One is designed for people with money, time and a taste for adventurous, tailored holidays. It features a wood and leather interior and is designed to make browsing through brochures a more relaxing experience. A host greets customers, takes details of their holiday requirements, then matches them with specialist agents. The concept is aimed at older tourists, giving them time to choose their ideal holidays.

The second concept store targets people who want basic packages and have little time to hang around. If they leave details of what they're looking for an agent will get in touch with suggestions later. The stores include Internet terminals at which customers can research holidays.

In Ireland the changing culture is beginning to hit the bottom line: agents are being squeezed by falling commissions from airlines and, more recently, tour operators, which prefer to sell flights and package holidays directly. Budget Travel has just halved the commission it pays to high-street stores, from 9 to 4.5 per cent, alarming agents.

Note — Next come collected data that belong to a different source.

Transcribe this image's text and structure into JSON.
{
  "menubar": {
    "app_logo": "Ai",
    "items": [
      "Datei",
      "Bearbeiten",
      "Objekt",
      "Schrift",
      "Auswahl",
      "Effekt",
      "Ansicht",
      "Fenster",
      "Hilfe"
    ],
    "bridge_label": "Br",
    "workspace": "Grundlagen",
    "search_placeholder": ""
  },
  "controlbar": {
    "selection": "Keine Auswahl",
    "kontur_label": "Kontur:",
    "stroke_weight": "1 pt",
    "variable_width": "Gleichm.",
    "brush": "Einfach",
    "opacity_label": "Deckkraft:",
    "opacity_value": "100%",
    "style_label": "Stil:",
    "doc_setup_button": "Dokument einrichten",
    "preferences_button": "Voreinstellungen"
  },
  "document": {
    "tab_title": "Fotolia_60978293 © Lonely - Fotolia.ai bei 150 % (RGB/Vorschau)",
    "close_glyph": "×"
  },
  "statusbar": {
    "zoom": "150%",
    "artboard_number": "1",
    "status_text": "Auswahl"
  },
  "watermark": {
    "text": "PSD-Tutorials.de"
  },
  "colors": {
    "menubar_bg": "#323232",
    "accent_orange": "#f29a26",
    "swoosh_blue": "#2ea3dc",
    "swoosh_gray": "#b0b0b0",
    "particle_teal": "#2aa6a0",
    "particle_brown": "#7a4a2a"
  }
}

Their counterparts across the world have faced similar issues as airlines such as KLM and Austrian Airlines have either halved or done away with commissions altogether.

The public, meanwhile, is shopping around. One survey of package holidays showed that in most cases it is cheaper to buy flights and accommodation separately than to book through an agent. The industry is surprisingly bullish, however. "The Internet was perceived as the death knell of the business," says Michael Doorley, president of the Irish Travel Agents Association, "but many travel agents have embraced it. While Aer Lingus are correct in saying that 75 per cent of bookings are taken online, about 30 to 40 per cent of those are still through travel-agent offices."

He claims that many of the cheapest flights are still only available through travel agents, especially when connections are involved, and that a travel agent might save you money by making sure you go to the right airport.

Travel agents are cautiously optimistic, he says, on the back of a good 2004. He knows of only one agency that went out of business last year, and he adds that many are adapting to the new market by launching their own websites. Although the UK has lost about 10 per cent of its high-street agents over the past five years, he says, the damage hasn't been so severe here. "Compared with the UK we're doing a heck of a lot better. Is that down to adapting better? Being better businesspeople? I'm not really sure."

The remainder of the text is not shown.